Est-ce que ce sont les civils que l’on voit aux informations télévisées du soir, soit hagards, prendre la route de l’exode abandonnant derrière eux tout ce qu’ils possèdent (et parfois des membres de leur famille aussi), soit terrés dans des abris souterrains espérant être épargnés par les bombes, soit cadavres à même le sol que seul le froid empêche de se décomposer…?
Ou bien est-ce que ce sont les destructions en chaîne des grandes villes de cette Ukraine qu’on appelait «la petite Russie», aujourd’hui quasiment toutes transformées en champs de ruines qui mettront des années à se relever de cette guerre et à se débarrasser de ses hideux stigmates ?
Le pire, est-ce de constater -définitivement- que ni l’ONU qui a été créée pour empêcher les guerres, remplaçant la SDN qui avait échoué en cela, ni le droit international avec toutes ses conventions signées et ratifiées, ne sont en mesure d’empêcher ni d’arrêter les conflits armés ?
Ou est-ce que le pire, c’est ce qui est encore à venir et qui ne se limitera pas à la seule région de la Russie et de l’Ukraine ? Car cette guerre n’est pas celle de la Russie et de l’Ukraine uniquement.
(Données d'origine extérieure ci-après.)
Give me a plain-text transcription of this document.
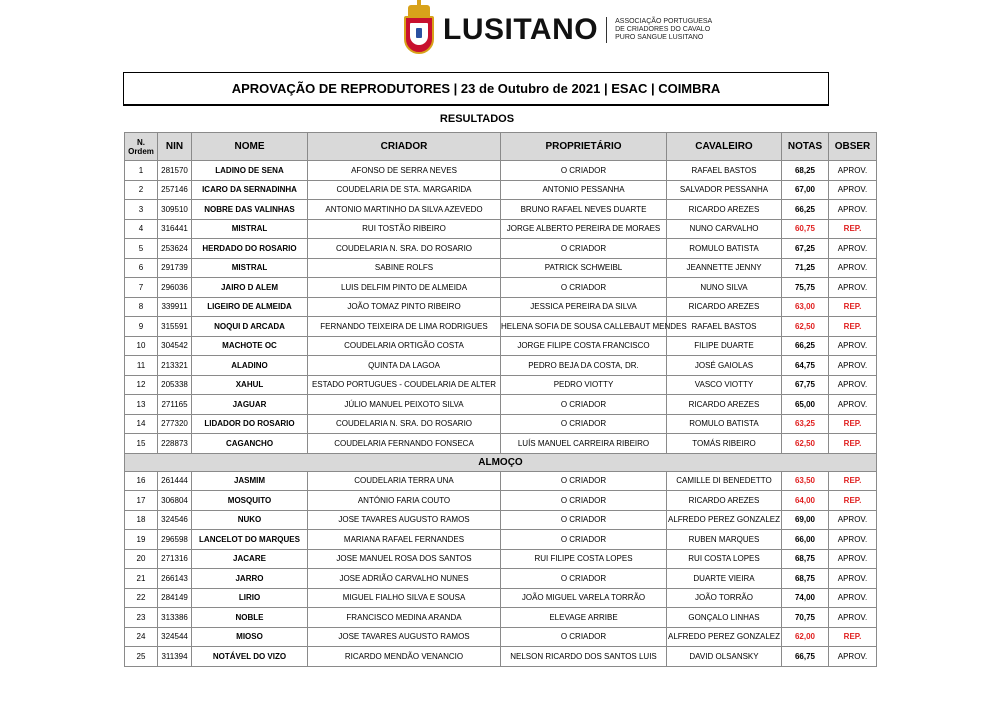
LUSITANO ASSOCIAÇÃO PORTUGUESA
DE CRIADORES DO CAVALO
PURO SANGUE LUSITANO
APROVAÇÃO DE REPRODUTORES | 23 de Outubro de 2021 | ESAC | COIMBRA
RESULTADOS
N.
Ordem	NIN	NOME	CRIADOR	PROPRIETÁRIO	CAVALEIRO	NOTAS	OBSER
1	281570	LADINO DE SENA	AFONSO DE SERRA NEVES	O CRIADOR	RAFAEL BASTOS	68,25	APROV.
2	257146	ICARO DA SERNADINHA	COUDELARIA DE STA. MARGARIDA	ANTONIO PESSANHA	SALVADOR PESSANHA	67,00	APROV.
3	309510	NOBRE DAS VALINHAS	ANTONIO MARTINHO DA SILVA AZEVEDO	BRUNO RAFAEL NEVES DUARTE	RICARDO AREZES	66,25	APROV.
4	316441	MISTRAL	RUI TOSTÃO RIBEIRO	JORGE ALBERTO PEREIRA DE MORAES	NUNO CARVALHO	60,75	REP.
5	253624	HERDADO DO ROSARIO	COUDELARIA N. SRA. DO ROSARIO	O CRIADOR	ROMULO BATISTA	67,25	APROV.
6	291739	MISTRAL	SABINE ROLFS	PATRICK SCHWEIBL	JEANNETTE JENNY	71,25	APROV.
7	296036	JAIRO D ALEM	LUIS DELFIM PINTO DE ALMEIDA	O CRIADOR	NUNO SILVA	75,75	APROV.
8	339911	LIGEIRO DE ALMEIDA	JOÃO TOMAZ PINTO RIBEIRO	JESSICA PEREIRA DA SILVA	RICARDO AREZES	63,00	REP.
9	315591	NOQUI D ARCADA	FERNANDO TEIXEIRA DE LIMA RODRIGUES	HELENA SOFIA DE SOUSA CALLEBAUT MENDES	RAFAEL BASTOS	62,50	REP.
10	304542	MACHOTE OC	COUDELARIA ORTIGÃO COSTA	JORGE FILIPE COSTA FRANCISCO	FILIPE DUARTE	66,25	APROV.
11	213321	ALADINO	QUINTA DA LAGOA	PEDRO BEJA DA COSTA, DR.	JOSÉ GAIOLAS	64,75	APROV.
12	205338	XAHUL	ESTADO PORTUGUES - COUDELARIA DE ALTER	PEDRO VIOTTY	VASCO VIOTTY	67,75	APROV.
13	271165	JAGUAR	JÚLIO MANUEL PEIXOTO SILVA	O CRIADOR	RICARDO AREZES	65,00	APROV.
14	277320	LIDADOR DO ROSARIO	COUDELARIA N. SRA. DO ROSARIO	O CRIADOR	ROMULO BATISTA	63,25	REP.
15	228873	CAGANCHO	COUDELARIA FERNANDO FONSECA	LUÍS MANUEL CARREIRA RIBEIRO	TOMÁS RIBEIRO	62,50	REP.
ALMOÇO							
16	261444	JASMIM	COUDELARIA TERRA UNA	O CRIADOR	CAMILLE DI BENEDETTO	63,50	REP.
17	306804	MOSQUITO	ANTÓNIO FARIA COUTO	O CRIADOR	RICARDO AREZES	64,00	REP.
18	324546	NUKO	JOSE TAVARES AUGUSTO RAMOS	O CRIADOR	ALFREDO PEREZ GONZALEZ	69,00	APROV.
19	296598	LANCELOT DO MARQUES	MARIANA RAFAEL FERNANDES	O CRIADOR	RUBEN MARQUES	66,00	APROV.
20	271316	JACARE	JOSE MANUEL ROSA DOS SANTOS	RUI FILIPE COSTA LOPES	RUI COSTA LOPES	68,75	APROV.
21	266143	JARRO	JOSE ADRIÃO CARVALHO NUNES	O CRIADOR	DUARTE VIEIRA	68,75	APROV.
22	284149	LIRIO	MIGUEL FIALHO SILVA E SOUSA	JOÃO MIGUEL VARELA TORRÃO	JOÃO TORRÃO	74,00	APROV.
23	313386	NOBLE	FRANCISCO MEDINA ARANDA	ELEVAGE ARRIBE	GONÇALO LINHAS	70,75	APROV.
24	324544	MIOSO	JOSE TAVARES AUGUSTO RAMOS	O CRIADOR	ALFREDO PEREZ GONZALEZ	62,00	REP.
25	311394	NOTÁVEL DO VIZO	RICARDO MENDÃO VENANCIO	NELSON RICARDO DOS SANTOS LUIS	DAVID OLSANSKY	66,75	APROV.
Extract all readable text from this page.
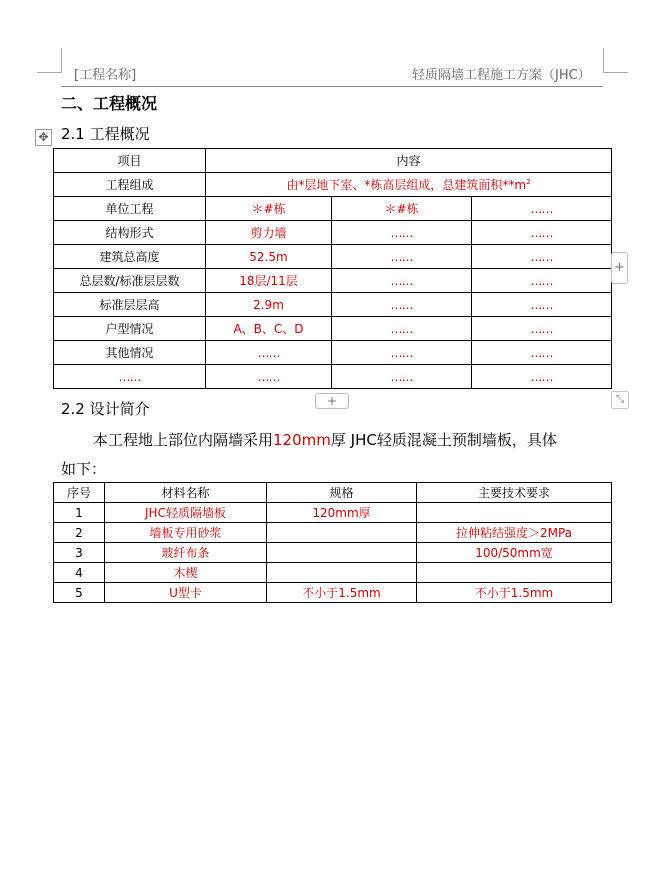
[工程名称]	轻质隔墙工程施工方案（JHC）
二、工程概况
✥ 2.1 工程概况
项目	内容		
工程组成	由*层地下室、*栋高层组成，总建筑面积$**m^2$
单位工程	＊#栋	＊#栋	……
结构形式	剪力墙	……	……
建筑总高度	52.5m	……	……
总层数/标准层层数	18层/11层	……	……
标准层层高	2.9m	……	……
户型情况	A、B、C、D	……	……
其他情况	……	……	……
……	……	……	……
+
+	⤡
2.2 设计简介
本工程地上部位内隔墙采用120mm厚 JHC轻质混凝土预制墙板，具体
如下：
序号	材料名称	规格	主要技术要求
1	JHC轻质隔墙板	120mm厚	
2	墙板专用砂浆		拉伸粘结强度＞2MPa
3	玻纤布条		100/50mm宽
4	木楔		
5	U型卡	不小于1.5mm	不小于1.5mm
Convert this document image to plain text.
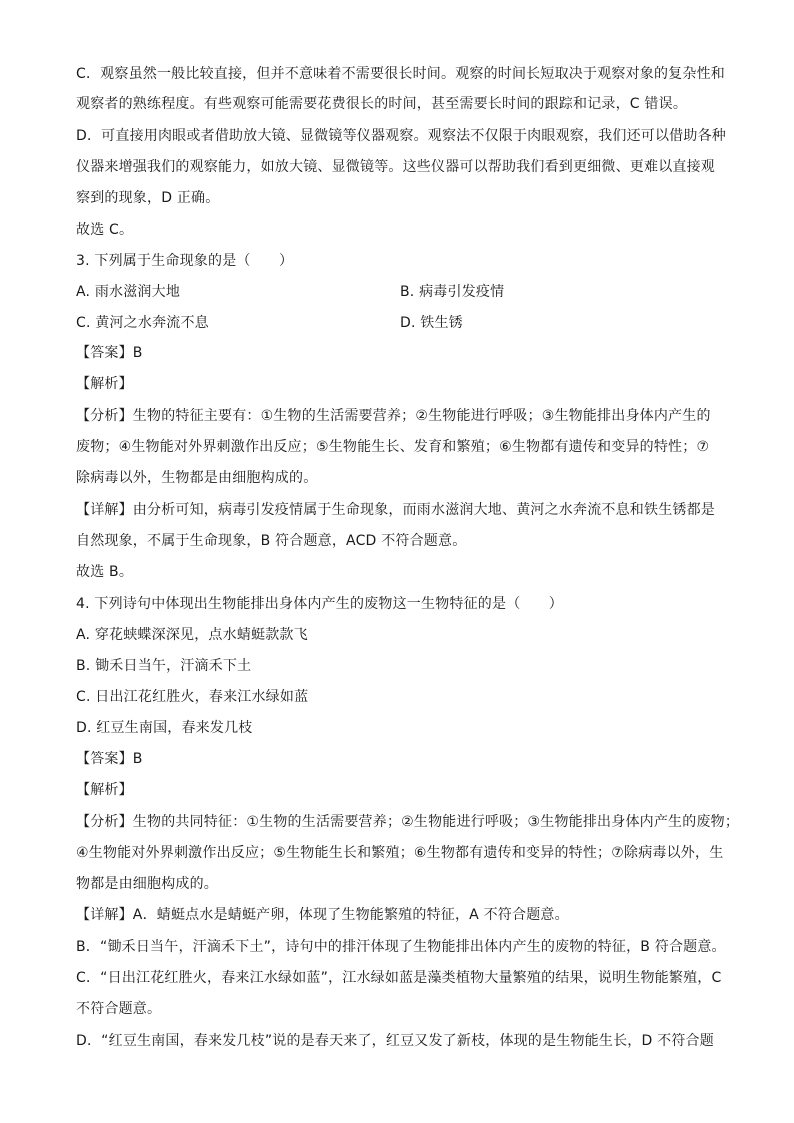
C．观察虽然一般比较直接，但并不意味着不需要很长时间。观察的时间长短取决于观察对象的复杂性和
观察者的熟练程度。有些观察可能需要花费很长的时间，甚至需要长时间的跟踪和记录，C 错误。
D．可直接用肉眼或者借助放大镜、显微镜等仪器观察。观察法不仅限于肉眼观察，我们还可以借助各种
仪器来增强我们的观察能力，如放大镜、显微镜等。这些仪器可以帮助我们看到更细微、更难以直接观
察到的现象，D 正确。
故选 C。
3. 下列属于生命现象的是（　　）
A. 雨水滋润大地	B. 病毒引发疫情
C. 黄河之水奔流不息	D. 铁生锈
【答案】B
【解析】
【分析】生物的特征主要有：①生物的生活需要营养；②生物能进行呼吸；③生物能排出身体内产生的
废物；④生物能对外界刺激作出反应；⑤生物能生长、发育和繁殖；⑥生物都有遗传和变异的特性；⑦
除病毒以外，生物都是由细胞构成的。
【详解】由分析可知，病毒引发疫情属于生命现象，而雨水滋润大地、黄河之水奔流不息和铁生锈都是
自然现象，不属于生命现象，B 符合题意，ACD 不符合题意。
故选 B。
4. 下列诗句中体现出生物能排出身体内产生的废物这一生物特征的是（　　）
A. 穿花蛱蝶深深见，点水蜻蜓款款飞
B. 锄禾日当午，汗滴禾下土
C. 日出江花红胜火，春来江水绿如蓝
D. 红豆生南国，春来发几枝
【答案】B
【解析】
【分析】生物的共同特征：①生物的生活需要营养；②生物能进行呼吸；③生物能排出身体内产生的废物；
④生物能对外界刺激作出反应；⑤生物能生长和繁殖；⑥生物都有遗传和变异的特性；⑦除病毒以外，生
物都是由细胞构成的。
【详解】A．蜻蜓点水是蜻蜓产卵，体现了生物能繁殖的特征，A 不符合题意。
B．“锄禾日当午，汗滴禾下土”，诗句中的排汗体现了生物能排出体内产生的废物的特征，B 符合题意。
C．“日出江花红胜火，春来江水绿如蓝”，江水绿如蓝是藻类植物大量繁殖的结果，说明生物能繁殖，C
不符合题意。
D．“红豆生南国，春来发几枝”说的是春天来了，红豆又发了新枝，体现的是生物能生长，D 不符合题
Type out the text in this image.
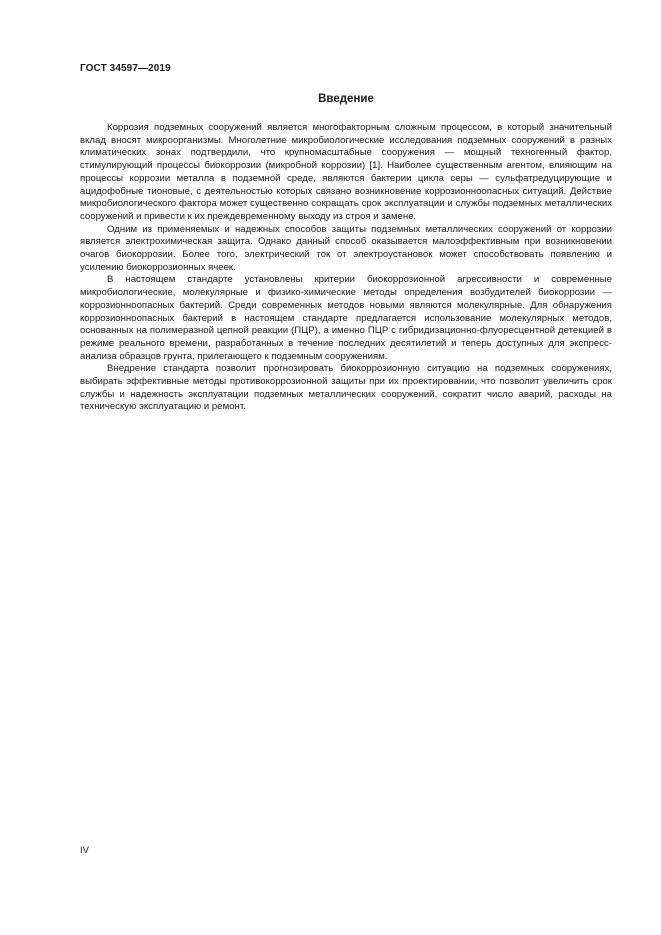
ГОСТ 34597—2019
Введение

Коррозия подземных сооружений является многофакторным сложным процессом, в который значительный вклад вносят микроорганизмы. Многолетние микробиологические исследования подземных сооружений в разных климатических зонах подтвердили, что крупномасштабные сооружения — мощный техногенный фактор, стимулирующий процессы биокоррозии (микробной коррозии) [1]. Наиболее существенным агентом, влияющим на процессы коррозии металла в подземной среде, являются бактерии цикла серы — сульфатредуцирующие и ацидофобные тионовые, с деятельностью которых связано возникновение коррозионноопасных ситуаций. Действие микробиологического фактора может существенно сокращать срок эксплуатации и службы подземных металлических сооружений и привести к их преждевременному выходу из строя и замене.

Одним из применяемых и надежных способов защиты подземных металлических сооружений от коррозии является электрохимическая защита. Однако данный способ оказывается малоэффективным при возникновении очагов биокоррозии. Более того, электрический ток от электроустановок может способствовать появлению и усилению биокоррозионных ячеек.

В настоящем стандарте установлены критерии биокоррозионной агрессивности и современные микробиологические, молекулярные и физико-химические методы определения возбудителей биокоррозии — коррозионноопасных бактерий. Среди современных методов новыми являются молекулярные. Для обнаружения коррозионноопасных бактерий в настоящем стандарте предлагается использование молекулярных методов, основанных на полимеразной цепной реакции (ПЦР), а именно ПЦР с гибридизационно-флуоресцентной детекцией в режиме реального времени, разработанных в течение последних десятилетий и теперь доступных для экспресс-анализа образцов грунта, прилегающего к подземным сооружениям.

Внедрение стандарта позволит прогнозировать биокоррозионную ситуацию на подземных сооружениях, выбирать эффективные методы противокоррозионной защиты при их проектировании, что позволит увеличить срок службы и надежность эксплуатации подземных металлических сооружений, сократит число аварий, расходы на техническую эксплуатацию и ремонт.

IV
Les États Unis, tous les pays d’Europe, l’OTAN, y sont impliqués se tenant aux côtés de l’Ukraine.
Certes, ils ne livrent pas directement de combat sur le terrain. La Russie a menacé de recourir à l’arme nucléaire s’ils le faisaient, les prévenant que même leur éventuelle intervention dans le ciel ukrainien -dont elle a pris le contrôle- en ferait des cobelligérants.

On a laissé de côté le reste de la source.